In 2020, an artificial intelligence lab called DeepMind unveiled technology that could predict the shape of proteins—the microscopic mechanisms that drive the behavior of the human body and all other living things.
A year later, the lab shared the tool, called AlphaFold, with scientists and published the predicted shapes for more than 350,000 proteins, including all proteins expressed by the human genome. It immediately changed the course of biological research. If scientists can identify the shapes of proteins, they can accelerate the ability to understand disease, create new drugs, and otherwise investigate the mysteries of life on Earth.
Now, DeepMind has published predictions for almost every protein known to science. On Thursday, the London-based lab, which is owned by the same parent company as Google, said it had added more than 200 million predictions to an online database freely available to scientists around the world.
With this new launch, the scientists behind DeepMind hope to accelerate research into more obscure organisms and unleash a new field called metaproteomics.
“Scientists can now explore this entire database and look for patterns — correlations between species and evolutionary patterns that might not have been apparent until now,” Demis Hassabis, chief executive of DeepMind, said in a telephone interview.
Proteins begin as chains of chemical compounds, then twist and fold into three-dimensional shapes that define how these molecules attach to each other. If scientists can identify the shape of a particular protein, they can decipher how it works.
This knowledge is often a vital part of fighting disease and illness. For example, bacteria resist antibiotics by expressing certain proteins. If scientists can understand how these proteins work, they can begin to counter antibiotic resistance.

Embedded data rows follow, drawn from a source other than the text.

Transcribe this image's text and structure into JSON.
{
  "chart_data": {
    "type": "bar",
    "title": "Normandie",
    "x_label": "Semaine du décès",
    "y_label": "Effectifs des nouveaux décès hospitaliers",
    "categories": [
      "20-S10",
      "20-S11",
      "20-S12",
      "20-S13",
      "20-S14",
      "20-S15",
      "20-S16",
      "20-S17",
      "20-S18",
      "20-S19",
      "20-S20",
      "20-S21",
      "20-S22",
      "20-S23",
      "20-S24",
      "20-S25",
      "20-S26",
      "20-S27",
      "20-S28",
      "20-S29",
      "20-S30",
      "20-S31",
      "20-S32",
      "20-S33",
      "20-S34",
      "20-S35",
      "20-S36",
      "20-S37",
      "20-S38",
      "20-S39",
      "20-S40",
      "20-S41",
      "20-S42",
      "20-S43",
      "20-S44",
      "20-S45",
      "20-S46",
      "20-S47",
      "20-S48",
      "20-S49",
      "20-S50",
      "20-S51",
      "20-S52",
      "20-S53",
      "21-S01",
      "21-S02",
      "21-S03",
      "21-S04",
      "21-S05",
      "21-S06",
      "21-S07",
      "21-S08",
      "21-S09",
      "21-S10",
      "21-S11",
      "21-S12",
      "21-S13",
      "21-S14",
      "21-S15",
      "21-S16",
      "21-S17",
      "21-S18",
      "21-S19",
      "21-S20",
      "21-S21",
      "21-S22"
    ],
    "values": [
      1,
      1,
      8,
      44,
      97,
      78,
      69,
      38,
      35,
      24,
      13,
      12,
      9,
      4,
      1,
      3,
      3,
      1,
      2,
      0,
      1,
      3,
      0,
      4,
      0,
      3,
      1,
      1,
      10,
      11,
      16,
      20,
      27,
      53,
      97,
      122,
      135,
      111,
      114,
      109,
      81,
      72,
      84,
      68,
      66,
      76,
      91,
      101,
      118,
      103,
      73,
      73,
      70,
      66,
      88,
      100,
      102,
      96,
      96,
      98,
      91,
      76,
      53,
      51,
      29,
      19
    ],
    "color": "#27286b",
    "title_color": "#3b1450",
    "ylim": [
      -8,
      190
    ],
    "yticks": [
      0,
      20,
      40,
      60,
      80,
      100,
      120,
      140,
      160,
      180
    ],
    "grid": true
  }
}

Previously, identifying the shape of a protein required extensive experimentation with X-rays, microscopes and other tools on a lab bench. Now, given the chain of chemical compounds that make up a protein, AlphaFold can predict its shape.
Technology is not perfect. But it can predict the shape of a protein with an accuracy that rivals physical experiments about 63 percent of the time, according to independent benchmark tests. With a prediction in hand, scientists can verify its accuracy relatively quickly.
Kliment Verba, a researcher at the University of California, San Francisco who uses the technology to understand the coronavirus and prepare for similar pandemics, said the technology had “supercharged” that work, often saving months of experimentation. Others have used the tool while fighting gastroenteritis, malaria and Parkinson’s disease.
The technology has also accelerated research beyond the human body, including an effort to improve the health of bees. DeepMind’s expanded database can help an even larger community of scientists achieve similar benefits.
Like Dr Hassabis, Dr Verba believes the database will provide new ways of understanding how proteins behave across species. He also sees it as a way to educate a new generation of scientists. Not all researchers are versed in this type of structural biology; a database of all known proteins lowers the entry bar. “It can bring structural biology to the masses,” said Dr. Verba.